Fig. 4 Determining energy savings after film installation.
Table 4 Comparison of energy savings using Option C and Option D
| Option C | Option D | |
| Annual kWh savings Savings as a % of existing | 189,460 8.8% | 180,850 8.4% |
| consumption Annual dollar savings | $12,163 | $11,610 |
| Simple payback (years) | 2.65 | 2.77 |
CONCLUSION
The demonstration project provided insight into the substantial savings that can be achieved from the installation of energy-control window films. The project also demonstrated that significant energy savings can be obtained even in cool climates, if a significant amount of energy-inefficient window glass is utilized on the building envelope. Energy savings in warmer regions are likely to be greater than those shown in this article, but actual savings will be dependent upon many variables, especially existing glass type and type of window film utilized. These variations can easily be accounted for within a DOE-2 analysis for an accurate assessment.

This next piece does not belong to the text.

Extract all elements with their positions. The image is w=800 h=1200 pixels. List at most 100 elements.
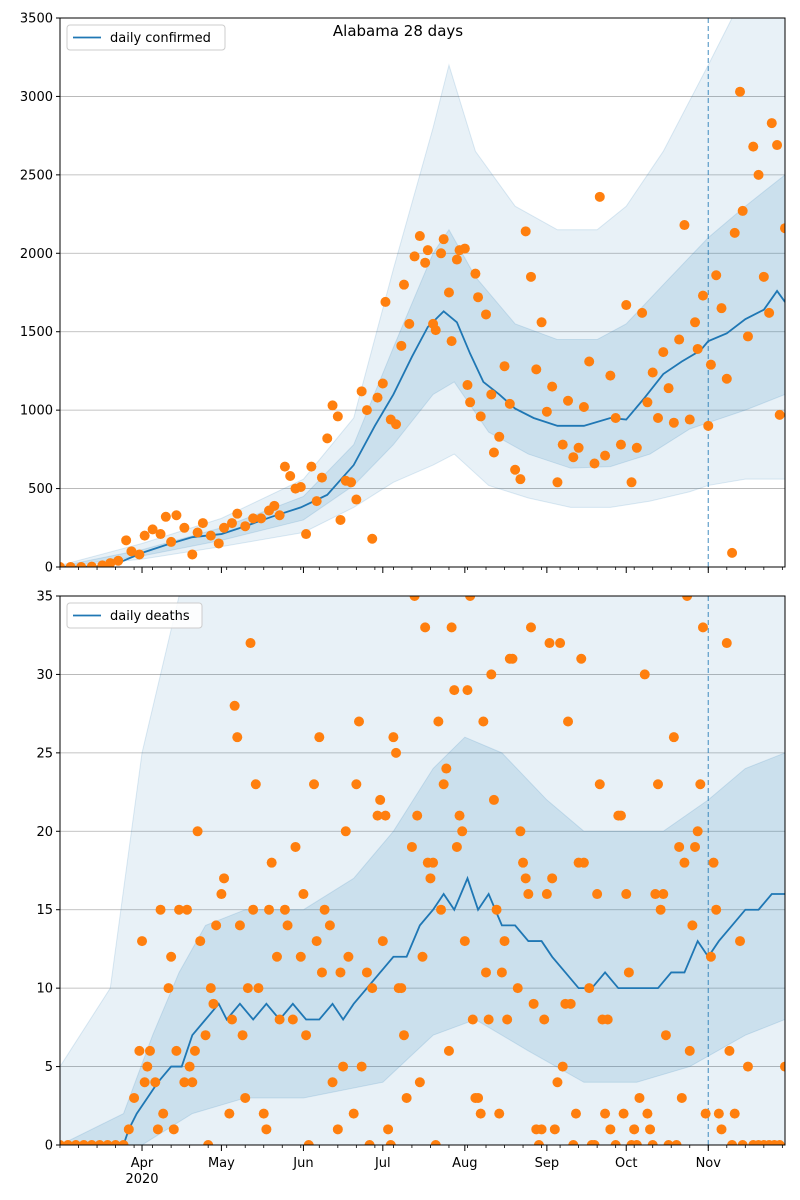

The project also demonstrated that energy savings from window film installation can be accurately predicted using DOE-2 or other appropriate computer simulation software, if an accurate model of the building is prepared. This is especially important, as directly measuring the energy savings from window film installation using IPMVP methods other than Option D is often difficult, as the many factors affecting energy consumption are not normally held constant as they were in this study. Using the information provided by this project, energy savings from future window film projects can be predicted with confidence using DOE-2.